- Category : Writers-Fiction
- Type : R
- Profile : 1/4 - Investigating / Opportunist
- Definition : None
- Incarnation Cross : RAX Rulership 3
British writer, sometimes referred to as "Queen of the Muckrakers," and best known for skewering in print businesses ranging from funeral homes to fat farms. She is perhaps best known for her 1963 book "The American Way of Death."
Born to a titled English family, Mitford was sixth of seven children born to the second baron of Redesdale and Sydney Bowles Mitford. The family included a sister, Nancy, a novelist; Diana, wife of the leading British fascist; and Unity, who moved to Germany to become one of Hitler’s followers. Mitford began writing at the age of 38. Her first major success came in August 1963 with "The American Way of Death," which targeted funeral directors for overly pompous and expensive funeral rites. She had been inspired to write the book when she saw the excessive burial costs of her husband’s poor legal clients.
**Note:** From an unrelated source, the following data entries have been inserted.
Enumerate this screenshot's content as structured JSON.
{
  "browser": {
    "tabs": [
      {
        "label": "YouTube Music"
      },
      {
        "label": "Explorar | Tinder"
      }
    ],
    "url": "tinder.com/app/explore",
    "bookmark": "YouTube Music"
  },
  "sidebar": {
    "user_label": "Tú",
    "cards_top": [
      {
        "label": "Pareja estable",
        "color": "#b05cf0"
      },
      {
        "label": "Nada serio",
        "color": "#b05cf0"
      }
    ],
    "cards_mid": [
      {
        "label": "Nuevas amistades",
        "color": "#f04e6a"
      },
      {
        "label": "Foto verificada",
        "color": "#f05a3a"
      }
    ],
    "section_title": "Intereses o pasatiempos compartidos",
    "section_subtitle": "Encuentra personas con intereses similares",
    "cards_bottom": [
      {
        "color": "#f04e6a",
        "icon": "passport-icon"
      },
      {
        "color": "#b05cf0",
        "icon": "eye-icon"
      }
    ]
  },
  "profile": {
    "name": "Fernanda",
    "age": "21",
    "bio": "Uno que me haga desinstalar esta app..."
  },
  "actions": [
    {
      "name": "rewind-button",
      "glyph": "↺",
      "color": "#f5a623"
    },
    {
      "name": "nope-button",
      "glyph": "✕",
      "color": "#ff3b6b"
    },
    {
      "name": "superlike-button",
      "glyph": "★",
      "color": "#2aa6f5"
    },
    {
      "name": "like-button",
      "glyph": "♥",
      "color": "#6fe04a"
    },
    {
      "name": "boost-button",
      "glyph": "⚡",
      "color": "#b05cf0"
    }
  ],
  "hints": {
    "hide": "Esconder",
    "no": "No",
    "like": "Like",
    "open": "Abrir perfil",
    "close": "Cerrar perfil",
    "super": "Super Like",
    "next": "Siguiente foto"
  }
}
She targeted other industries and institutions as well. "Kind and Unusual Punishment" was aimed at the prison system; "The American Way of Birth," 1992, focused on the obstetrical establishment; and the supporters of the Vietnam War were skewered in "The Trial of Dr. Spock." Mitford’s other books included two autobiographies: "Daughters and Rebels," 1960, and "A Fine Old Conflict," 1977.
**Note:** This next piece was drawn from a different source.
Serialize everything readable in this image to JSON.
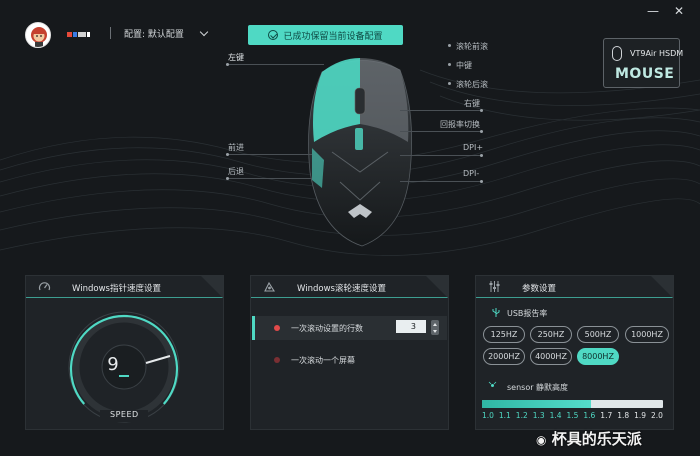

She was involved with the American Communist Party after she moved to the United States in 1939. Her first husband was Esmond Romilly, a Communist sympathizer killed during World War II. She had a daughter, Constancia. She later married a labor lawyer, Robert E. Treuhaft.
She received the Emil Freed Award from the Southern California Library for social Studies and Research, a group that collects and preserves historical materials on 20th century progressive movements.
Mitford died 7/23/1996 of lung cancer.